Think of people who have dyslexia, where letters are all turned around upside down and backwards.  If you want to know what that's like, if you see a sticker on a window and can stand on the wrong side, try to read it.  Takes a long time, and sometimes it's REALLY hard to figure some words out.  But get this:  Those people don't sit in an alley and rot.  They know they have a problem with seeing letters correctly, so they work at it and work at it, until one day they can get through a book not in six months but in one month, a couple hours a day, with a couple days off.
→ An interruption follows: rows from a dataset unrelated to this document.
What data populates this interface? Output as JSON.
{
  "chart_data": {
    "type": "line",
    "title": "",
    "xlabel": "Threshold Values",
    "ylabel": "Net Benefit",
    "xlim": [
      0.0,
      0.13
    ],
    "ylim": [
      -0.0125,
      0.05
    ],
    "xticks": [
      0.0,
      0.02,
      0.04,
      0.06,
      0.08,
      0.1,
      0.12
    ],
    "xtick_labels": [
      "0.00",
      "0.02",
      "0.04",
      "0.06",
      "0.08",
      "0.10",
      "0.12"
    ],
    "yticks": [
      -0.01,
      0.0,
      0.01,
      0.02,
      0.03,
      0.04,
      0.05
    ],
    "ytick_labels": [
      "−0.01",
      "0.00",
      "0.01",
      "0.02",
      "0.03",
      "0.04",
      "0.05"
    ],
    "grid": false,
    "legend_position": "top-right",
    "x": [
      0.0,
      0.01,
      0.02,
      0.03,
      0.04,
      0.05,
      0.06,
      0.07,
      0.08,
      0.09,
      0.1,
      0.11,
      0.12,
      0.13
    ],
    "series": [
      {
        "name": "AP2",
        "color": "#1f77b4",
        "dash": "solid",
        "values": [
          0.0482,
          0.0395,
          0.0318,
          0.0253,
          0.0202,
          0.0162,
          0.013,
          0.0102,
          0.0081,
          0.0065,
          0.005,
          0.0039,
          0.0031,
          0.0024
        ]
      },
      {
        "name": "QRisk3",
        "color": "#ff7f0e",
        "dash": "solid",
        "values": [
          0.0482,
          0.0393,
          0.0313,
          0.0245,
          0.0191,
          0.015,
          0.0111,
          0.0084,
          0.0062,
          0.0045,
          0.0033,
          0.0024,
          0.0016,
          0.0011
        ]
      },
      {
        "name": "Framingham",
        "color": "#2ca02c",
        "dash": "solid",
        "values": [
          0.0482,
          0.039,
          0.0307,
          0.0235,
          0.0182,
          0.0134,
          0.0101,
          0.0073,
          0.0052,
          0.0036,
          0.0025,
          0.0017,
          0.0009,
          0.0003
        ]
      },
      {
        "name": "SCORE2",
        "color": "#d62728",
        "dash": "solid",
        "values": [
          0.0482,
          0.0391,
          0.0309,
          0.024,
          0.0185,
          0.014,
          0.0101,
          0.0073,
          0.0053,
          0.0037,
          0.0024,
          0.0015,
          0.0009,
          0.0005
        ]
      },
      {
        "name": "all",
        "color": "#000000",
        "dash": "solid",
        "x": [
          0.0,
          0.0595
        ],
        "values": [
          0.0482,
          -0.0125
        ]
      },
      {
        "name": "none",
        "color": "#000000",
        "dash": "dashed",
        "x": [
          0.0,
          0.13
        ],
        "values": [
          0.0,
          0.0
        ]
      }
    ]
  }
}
Well, consider yourself deficient in concentration.  For some reason, you have not accepted that you've got this problem, but you ARE able to overcome it with a lot of work.  You need to sleep well and eat well to overcome this difficulty you've got.  So, accept it and move forward as best you can.  But don't jump all over yourself for having to try harder.  Life is not easy for ANYONE, but in different ways.  Close your eyes in your room and try to walk around it, that's being blind.  Sit in a chair and realize that's how you're going to have to get around for the rest of your life, is in a chair.  That's being wheelchair-bound from paralysis.  The list goes on.
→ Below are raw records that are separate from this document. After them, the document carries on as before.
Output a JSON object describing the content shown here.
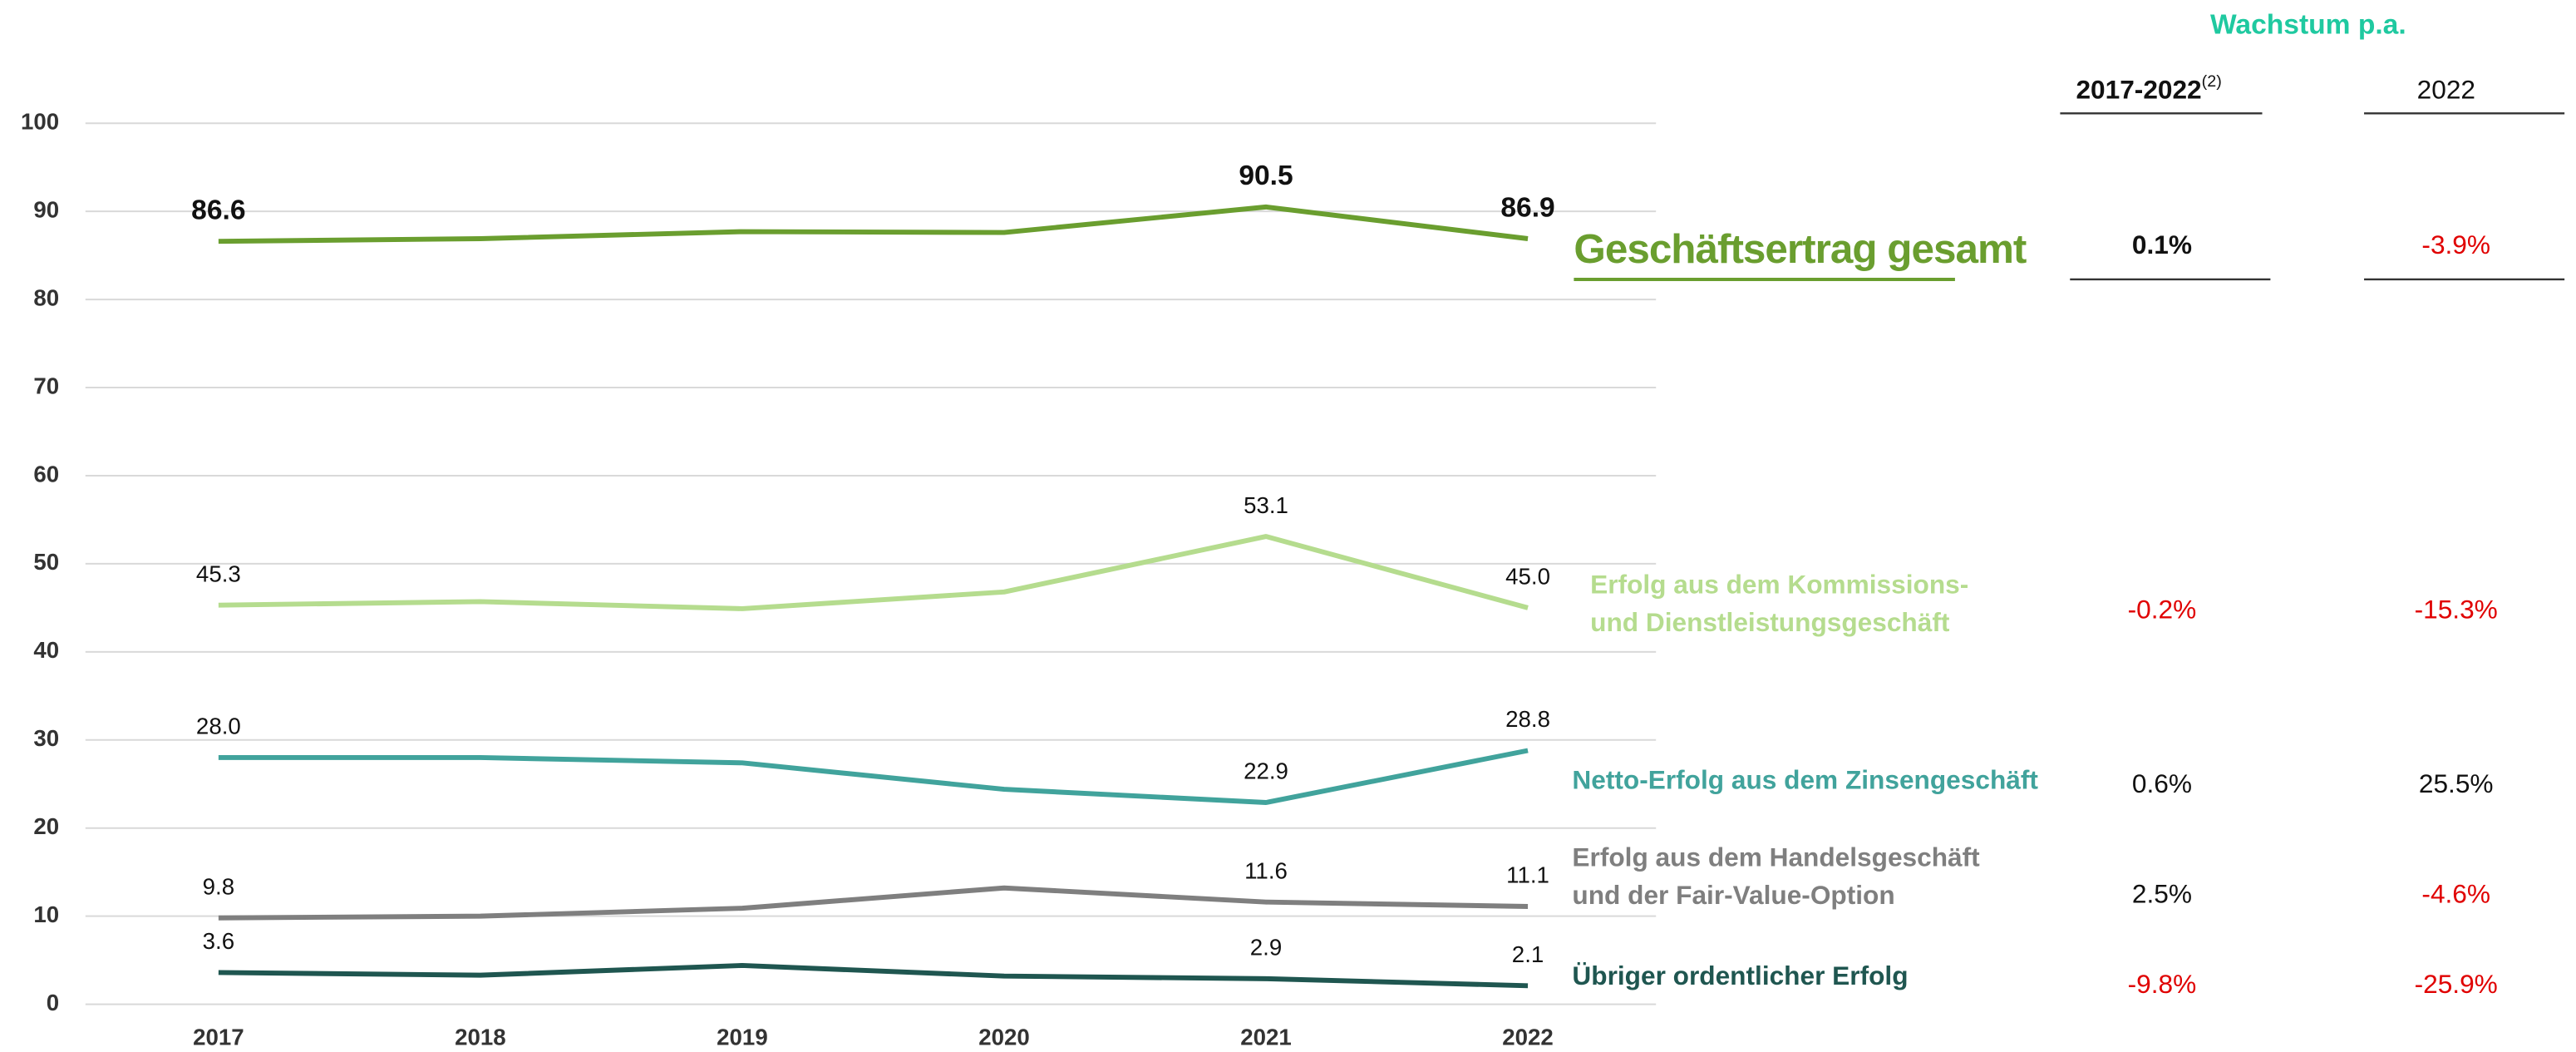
{
  "chart_data": {
    "type": "line",
    "categories": [
      "2017",
      "2018",
      "2019",
      "2020",
      "2021",
      "2022"
    ],
    "ylim": [
      0,
      100
    ],
    "yticks": [
      0,
      10,
      20,
      30,
      40,
      50,
      60,
      70,
      80,
      90,
      100
    ],
    "grid": true,
    "series": [
      {
        "name": "Geschäftsertrag gesamt",
        "color": "#6a9e2f",
        "values": [
          86.6,
          86.9,
          87.7,
          87.6,
          90.5,
          86.9
        ],
        "value_labels": [
          "86.6",
          null,
          null,
          null,
          "90.5",
          "86.9"
        ],
        "growth": [
          "0.1%",
          "-3.9%"
        ]
      },
      {
        "name": "Erfolg aus dem Kommissions-\nund Dienstleistungsgeschäft",
        "color": "#b5dc8e",
        "values": [
          45.3,
          45.7,
          44.9,
          46.8,
          53.1,
          45.0
        ],
        "value_labels": [
          "45.3",
          null,
          null,
          null,
          "53.1",
          "45.0"
        ],
        "growth": [
          "-0.2%",
          "-15.3%"
        ]
      },
      {
        "name": "Netto-Erfolg aus dem Zinsengeschäft",
        "color": "#41a39c",
        "values": [
          28.0,
          28.0,
          27.4,
          24.4,
          22.9,
          28.8
        ],
        "value_labels": [
          "28.0",
          null,
          null,
          null,
          "22.9",
          "28.8"
        ],
        "growth": [
          "0.6%",
          "25.5%"
        ]
      },
      {
        "name": "Erfolg aus dem Handelsgeschäft\nund der Fair-Value-Option",
        "color": "#7f7f7f",
        "values": [
          9.8,
          10.0,
          10.9,
          13.2,
          11.6,
          11.1
        ],
        "value_labels": [
          "9.8",
          null,
          null,
          null,
          "11.6",
          "11.1"
        ],
        "growth": [
          "2.5%",
          "-4.6%"
        ]
      },
      {
        "name": "Übriger ordentlicher Erfolg",
        "color": "#1f5650",
        "values": [
          3.6,
          3.3,
          4.4,
          3.2,
          2.9,
          2.1
        ],
        "value_labels": [
          "3.6",
          null,
          null,
          null,
          "2.9",
          "2.1"
        ],
        "growth": [
          "-9.8%",
          "-25.9%"
        ]
      }
    ],
    "growth_title": "Wachstum p.a.",
    "growth_columns": [
      {
        "label": "2017-2022",
        "note": "(2)"
      },
      {
        "label": "2022"
      }
    ]
  }
}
I hope my reflections catch you in the mirror and you'll see that sometimes learning or studying stuff is hard for you, so you have to be in tip-top shape most of the time, but give yourself a break too, don't expect too much.  Getting a bunch of B's will get you into a good state school, but not necessarily Harvard.  But if you are one of these folks who want to go Ivy League, read Michael Crichton's nonfiction book, "One L," about his first year in law school at Harvard.  Talk about tough work!

I might suggest, too, just cut back on how many classes you take each semester or quarter... you don't have to take a full load.  And I used to fool around with my schedule so I spread out my classes to two or three classes per day, with the two on Mon-Wed-Fri...and getting off early on those days.  Makes for a nicer weekend.  And as for studying, the key to good grades aside from your regular concentration work, is when your classes are done that day, get a snack at the Student Union, and then go to the library and do all your homework, unless you like regular reading assignments in your room.  You want to get all the hard work over with in as short a period of time as you can, and then you'll be DONE with it, you will have reached a little goal every day.  And if you run into trouble with some homework, save it for later in the day, maybe even get a tutor for some classes that are always a wreck.

Keep us posted.  Seeing a psychologist is a good idea, especially one who is good and who you trust and like.  I have no idea what to do with your concentration issues, other than the little bit I've offered here.  But I almost right away saw it was a concentration issue because it was like that IQ test I did at an age that NOBODY should take one of those.